La France a réussi à lisser en partie les revenus mais conserve des territoires inégaux. La lutte contre les inégalités, au lieu de s'attaquer aux revenus, ne devrait-elle pas plutôt aplanir les écarts entre les différences de conditions de vie et d'accès à l'emploi ? La France est-elle si "bonne élève" que cela dans le domaine ?

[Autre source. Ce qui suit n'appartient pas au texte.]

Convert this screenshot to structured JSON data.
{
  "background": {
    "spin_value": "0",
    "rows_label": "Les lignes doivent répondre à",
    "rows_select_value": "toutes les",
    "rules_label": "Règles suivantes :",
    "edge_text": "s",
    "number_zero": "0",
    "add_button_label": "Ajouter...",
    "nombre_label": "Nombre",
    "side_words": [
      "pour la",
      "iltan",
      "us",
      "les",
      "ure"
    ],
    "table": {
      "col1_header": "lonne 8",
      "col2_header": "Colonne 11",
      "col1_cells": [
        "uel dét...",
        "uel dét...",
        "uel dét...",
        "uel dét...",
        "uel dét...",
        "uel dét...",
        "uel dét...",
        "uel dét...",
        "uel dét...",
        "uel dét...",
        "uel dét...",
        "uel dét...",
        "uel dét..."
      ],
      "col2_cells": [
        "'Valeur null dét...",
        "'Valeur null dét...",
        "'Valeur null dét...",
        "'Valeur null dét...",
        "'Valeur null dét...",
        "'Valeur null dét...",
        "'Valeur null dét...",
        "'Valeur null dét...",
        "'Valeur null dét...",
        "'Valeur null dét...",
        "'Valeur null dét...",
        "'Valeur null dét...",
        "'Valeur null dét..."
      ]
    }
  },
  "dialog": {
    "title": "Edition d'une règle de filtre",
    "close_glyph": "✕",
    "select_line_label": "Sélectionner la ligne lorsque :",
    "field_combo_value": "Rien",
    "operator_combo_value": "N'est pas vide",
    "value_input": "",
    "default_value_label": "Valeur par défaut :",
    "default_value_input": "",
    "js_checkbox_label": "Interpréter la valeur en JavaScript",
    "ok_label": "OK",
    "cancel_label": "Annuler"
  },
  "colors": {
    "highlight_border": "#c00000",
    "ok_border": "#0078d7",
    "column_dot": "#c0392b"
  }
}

Nicolas GoetzmannL’agence européenne de statistiques, Eurostat, publie régulièrement des données par région européenne. Cet outil nous permet de comparer les inégalités de revenus sur le territoire. On peut se rendre compte par exemple qu’en France, il y a l’Ile-de-France et le reste du monde. Les revenus y sont presque deux fois plus élevés par habitant que partout ailleurs dans le pays. A noter également que le nord rivalise en termes de revenus avec la région d’Athènes. La dispersion des revenus en France est donc très profonde, entre Paris, quelques grandes villes et la grande majorité du territoire. Afin de lutter contre ce type de phénomène, il convient de favoriser la mobilité, c’est-à-dire l’inverse d’une politique de propriétaire, et de construire beaucoup plus dans les grandes villes et leurs alentours. Ce qui permettrait d’offrir à plus de gens la capacité de rejoindre les zones d’emplois, les zones qui bénéficient de la mondialisation. En parallèle, et parce que ces politiques sont à plus long terme, il convient également de favoriser le développement économique sur le reste du territoire, ce qui suppose une décentralisation. Comme ce dernier point est moins probable, la première proposition est à privilégier.

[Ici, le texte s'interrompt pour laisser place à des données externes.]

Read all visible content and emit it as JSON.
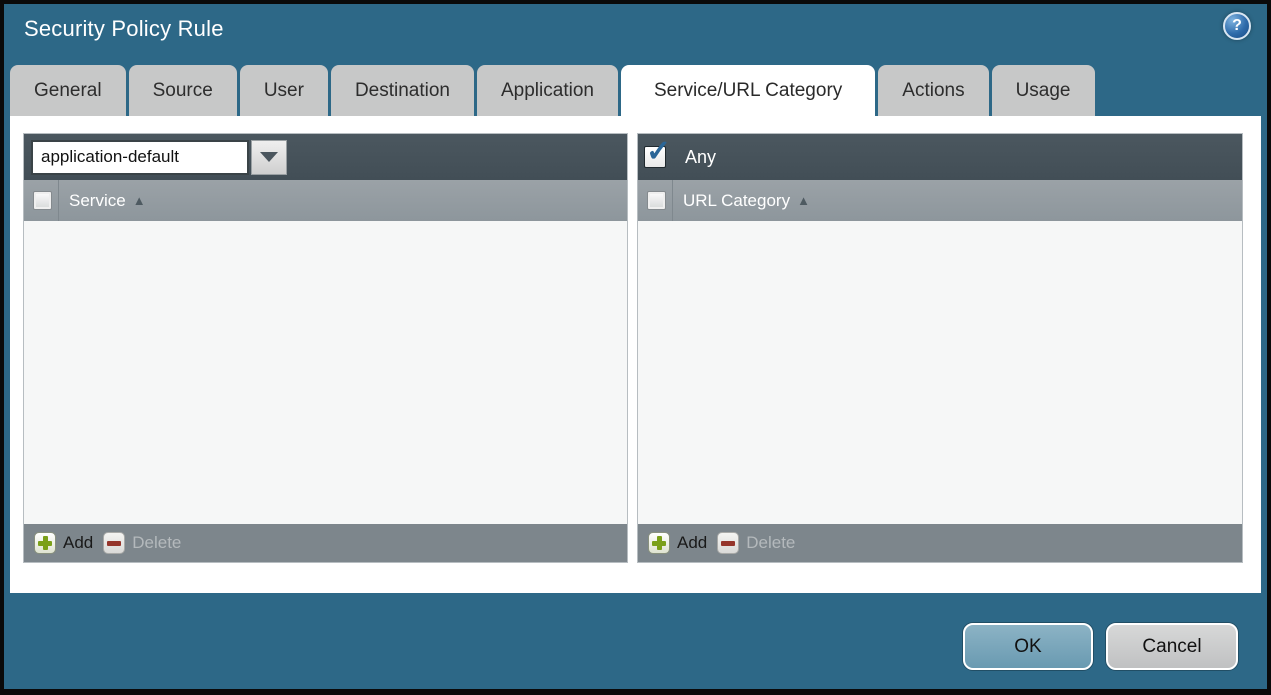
{
  "window": {
    "title": "Security Policy Rule"
  },
  "help": {
    "icon": "?"
  },
  "tabs": [
    {
      "label": "General",
      "active": false
    },
    {
      "label": "Source",
      "active": false
    },
    {
      "label": "User",
      "active": false
    },
    {
      "label": "Destination",
      "active": false
    },
    {
      "label": "Application",
      "active": false
    },
    {
      "label": "Service/URL Category",
      "active": true
    },
    {
      "label": "Actions",
      "active": false
    },
    {
      "label": "Usage",
      "active": false
    }
  ],
  "service_panel": {
    "dropdown": {
      "value": "application-default"
    },
    "column_header": "Service",
    "select_all_checked": false,
    "rows": [],
    "add_label": "Add",
    "delete_label": "Delete",
    "delete_enabled": false
  },
  "url_category_panel": {
    "any_label": "Any",
    "any_checked": true,
    "column_header": "URL Category",
    "select_all_checked": false,
    "rows": [],
    "add_label": "Add",
    "delete_label": "Delete",
    "delete_enabled": false
  },
  "dialog_buttons": {
    "ok": "OK",
    "cancel": "Cancel"
  },
  "icons": {
    "checkmark": "✓",
    "sort_asc": "▲"
  },
  "colors": {
    "background_teal": "#2d6887",
    "panel_header_bg": "#46525a",
    "column_header_bg": "#939ba1",
    "panel_footer_bg": "#7d868c",
    "tab_inactive_bg": "#c7c8c8",
    "tab_active_bg": "#ffffff",
    "body_bg": "#f6f7f7",
    "ok_button_bg": "#7ba7bd",
    "cancel_button_bg": "#c9cacb",
    "add_icon_green": "#7ba019",
    "delete_icon_red": "#95352b",
    "check_blue": "#2b6697"
  }
}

Vincent Touzé : Qu’est-ce qu’un niveau de vie au fond ? Dans l’idéal d’ailleurs, il faudrait imposer les revenus sur les niveaux de vie réels. Par exemple, gagner 2 000 euros à Paris ou 2 000 euros en province, cela n’apportera pas le même niveau de vie, mais ils seront imposés de la même façon. Mais celui qui travaille à Paris aura plus de chances de retrouver du travail s’il se retrouve au chômage… Les plus pauvres à Paris vivent souvent dans des logements de plus mauvaise qualité avec des temps de trajet plus longs. Quant aux biens et services publics dont les grandes villes sont censées faire profiter, on sait qu’ils concernent surtout les personnes les plus éduquées et pas forcément les bas salaires. Inclure un indice de niveau de vie, ou une échelle d’équivalence spatiale, dans le calcul de l’impôt sur le revenu serait donc vraiment pertinent.

Entraînant une fuite de gros contribuables et même de jeunes entrepreneurs qui préfèrent s'installer dans des pays plus "inégalitaires", le modèle français de lutte contre les inégalités est-il viable à long terme ?

Nicolas GoetzmannLa France est installée dans une politique économique qui a vocation à ne délivrer qu’une faible croissance. Cette politique est dissimulée sous l’appellation de "stabilité des prix" au niveau européen. Une faible croissance génère des inégalités justement parce qu’elle ne donne pas de travail à tout le monde. Pour compenser ce phénomène, le pays est entré dans une course à la redistribution via la fiscalité qui entame encore plus le potentiel de développement du pays. Nous sommes bientôt au bout de la logique, 6 ans sans croissance, et un taux de chômage record. Si l’on veut pouvoir se débarrasser de ces niveaux de fiscalité absurdes, il nous faut revoir notre copie et exiger la mise en place d’une politique de plein emploi par l’autorité monétaire européenne. Plus de croissance, moins de chômage, et donc besoin de moins d’impôts. L’avantage français est ici important justement parce que l’on part de loin, de très loin.

Vincent Touzé : Il faut comprendre que l’on regarde trop la question des inégalités par le haut, alors qu’il faudrait aussi la voir par le bas. Ainsi, il est beaucoup plus acceptable d’avoir des inégalités de revenus dans une société si les plus modestes gagnent des montants assez élevés. La désincitation peut signifier être moins enclin à produire des richesses (ce qui est le cas si on taxe à 90% les revenus marginaux par exemple), mais cela peut aussi signifier une mobilité spatiale des individus. De plus en plus de professions ont tendance à s’internationaliser. Et dans ce cas, ce n’est pas le taux marginal que les individus vont comparer, mais le taux moyen. C’est à partir de là que les réflexions sur l’optimisation vont se faire.